All of this makes me think about medical insurance. The lucky people that have medical insurance are really insulated from the real cost of their health care. The result is healthy people, who consume relatively few health care services, subsidize sick people by paying higher insurance premiums. This is hard on everyone but since we’re all likely to get sick sometime we all put up with the cost. This is why the health coverage we buy is called “insurance” and not a “subscription.”
Well, it turns out we PayTV subscribers are actually paying “TV channel insurance.” All of us are subsidizing the sports fanatics since everyone pays for ESPN whether they watch it or not. However, unlike health care many people will never want ESPN. In fact, from the same study, we know that - given the choice - consumers would only subscribe to, at most, 10-15 channels since that is the number they currently watch. This is consistent no matter the number of channels to which consumers currently have access. So, the vast majority of PayTV subscribers are paying a lot of money for things they will never use. This reflects in some of our findings that, although the majority of PayTV subscribers are satisfied with the QUALITY of their service, we see rising dissatisfaction with the VALUE they are getting.
So, is there any chance that the sports fanatics will be able to buy ESPN alone and that everyone else will be able to skip it – in other words, that ESPN will be available a la carte? Disney will NEVER let this happen – at least not without a fight. Today they get almost $300M a month in the US just for ESPN. Let’s say they went a la carte and charged $5 for ESPN. If 10% of current US PayTV subscribers signup Disney would get $40M a month (assuming 80M US Paytv subs.) Disney would have to charge at least $30 a month to break even on the deal. Are folks really going to pay that for ESPN?

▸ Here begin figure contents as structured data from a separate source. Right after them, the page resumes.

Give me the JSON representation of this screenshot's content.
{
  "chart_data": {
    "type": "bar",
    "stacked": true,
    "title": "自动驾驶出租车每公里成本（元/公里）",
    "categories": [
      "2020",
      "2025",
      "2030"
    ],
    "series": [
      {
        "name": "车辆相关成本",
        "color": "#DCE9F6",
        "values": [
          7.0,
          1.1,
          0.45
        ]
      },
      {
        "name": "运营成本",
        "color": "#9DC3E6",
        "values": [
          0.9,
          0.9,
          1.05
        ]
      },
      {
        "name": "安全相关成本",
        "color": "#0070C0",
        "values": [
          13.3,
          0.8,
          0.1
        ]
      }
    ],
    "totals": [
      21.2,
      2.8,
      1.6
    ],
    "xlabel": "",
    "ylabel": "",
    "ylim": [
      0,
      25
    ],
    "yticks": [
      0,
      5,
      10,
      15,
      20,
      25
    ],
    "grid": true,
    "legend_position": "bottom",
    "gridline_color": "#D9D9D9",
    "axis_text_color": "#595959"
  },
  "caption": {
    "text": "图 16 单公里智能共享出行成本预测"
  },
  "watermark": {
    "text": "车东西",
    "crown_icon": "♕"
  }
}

So, what do we conclude? Until a la carte is a reality – and throw a dart at a calendar for when that will be – there exists the opportunity for new networks to be born. Go online, go a la carte, build audience and grow with the emerging broadband TV market. In the next 3 years, we expect over 100 million internet-enabled televisions or video nodes worldwide. We’re already starting to see niches emerging online – religion, teen, ex-patriate – as well as mainstream broadcast networks – NBC, FOX, CBS, etc. While Disney simply can’t walk away from the huge ESPN license fees, new entrants will have plenty of time to establish themselves and “insure” their survival.